With bureaucratic resistance as the main villain and a trio of limitedly imagined composites as our heroes, The Hot Zone becomes the Bruce Ivins story in its second half. With his God complex and assortment of mommy issues, Bruce fits every lone suspect stereotype and gives Goldwyn lots of juicy material to play, much more in a character-acting vein than the sort of threatening or swoony preppy alphas his acting resumé is built on. Goldwyn has so many different twitchy, manipulative, operatic moments that I began to feel sorry for Kim and his much more constrained range of intense-but-heroic attributes. I liked that Olivieri at least has some sarcastic lines of dialogue, though if you asked me to give any other detail about her character, I could not.
In addition to the very real Ivins and the very fake composites, The Hot Zone: Anthrax features a couple of distracting famous character cameos that serve no purpose other than distraction. Harry Hamlin appears in two episodes as Tom Brokaw and while he isn’t exactly well cast, there’s a logic to applying his ’80s hunkiness to a synthetic news anchor persona.

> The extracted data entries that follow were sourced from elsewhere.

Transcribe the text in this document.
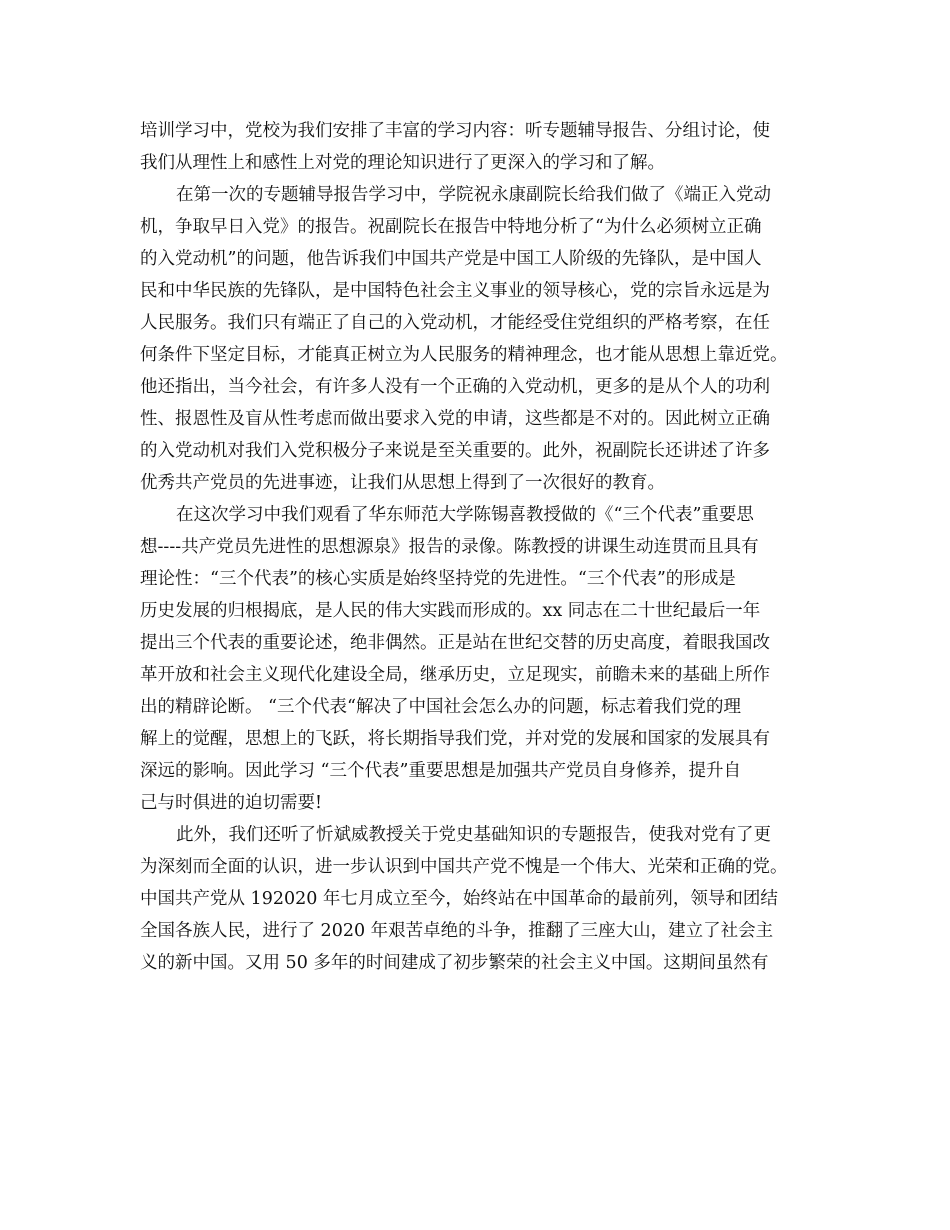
培训学习中，党校为我们安排了丰富的学习内容：听专题辅导报告、分组讨论，使
我们从理性上和感性上对党的理论知识进行了更深入的学习和了解。
在第一次的专题辅导报告学习中，学院祝永康副院长给我们做了《端正入党动
机，争取早日入党》的报告。祝副院长在报告中特地分析了“为什么必须树立正确
的入党动机”的问题，他告诉我们中国共产党是中国工人阶级的先锋队，是中国人
民和中华民族的先锋队，是中国特色社会主义事业的领导核心，党的宗旨永远是为
人民服务。我们只有端正了自己的入党动机，才能经受住党组织的严格考察，在任
何条件下坚定目标，才能真正树立为人民服务的精神理念，也才能从思想上靠近党。
他还指出，当今社会，有许多人没有一个正确的入党动机，更多的是从个人的功利
性、报恩性及盲从性考虑而做出要求入党的申请，这些都是不对的。因此树立正确
的入党动机对我们入党积极分子来说是至关重要的。此外，祝副院长还讲述了许多
优秀共产党员的先进事迹，让我们从思想上得到了一次很好的教育。
在这次学习中我们观看了华东师范大学陈锡喜教授做的《“三个代表”重要思
想----共产党员先进性的思想源泉》报告的录像。陈教授的讲课生动连贯而且具有
理论性：“三个代表”的核心实质是始终坚持党的先进性。“三个代表”的形成是
历史发展的归根揭底，是人民的伟大实践而形成的。xx 同志在二十世纪最后一年
提出三个代表的重要论述，绝非偶然。正是站在世纪交替的历史高度，着眼我国改
革开放和社会主义现代化建设全局，继承历史，立足现实，前瞻未来的基础上所作
出的精辟论断。 “三个代表“解决了中国社会怎么办的问题，标志着我们党的理
解上的觉醒，思想上的飞跃，将长期指导我们党，并对党的发展和国家的发展具有
深远的影响。因此学习 “三个代表”重要思想是加强共产党员自身修养，提升自
己与时俱进的迫切需要!
此外，我们还听了忻斌威教授关于党史基础知识的专题报告，使我对党有了更
为深刻而全面的认识，进一步认识到中国共产党不愧是一个伟大、光荣和正确的党。
中国共产党从 192020 年七月成立至今，始终站在中国革命的最前列，领导和团结
全国各族人民，进行了 2020 年艰苦卓绝的斗争，推翻了三座大山，建立了社会主
义的新中国。又用 50 多年的时间建成了初步繁荣的社会主义中国。这期间虽然有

I’m unable to similarly justify the presence of Enrico Colantoni, even more miscast in one episode as Rudy Giuliani.
The first season of The Hot Zone was a proficient thing, capitalizing on how nightmarishly cinematic Ebola is. One onscreen Ebola-based death and you know exactly what Ebola is, exactly how it’s spread and exactly how it kills you. Heck, with its swirly structure, Ebola is even a photogenic virus. Here, the writers and directing team can’t crack anthrax. It makes people get pale and cough, and in our COVID-conscious moment, that’ll be plenty to turn some viewers off immediately, but these six episodes are barely informative and only marginally scary. In other words, the season doesn’t make a very good case for future installments of this franchise, no matter who plays Dr. Fauci in The Hot Zone: COVID.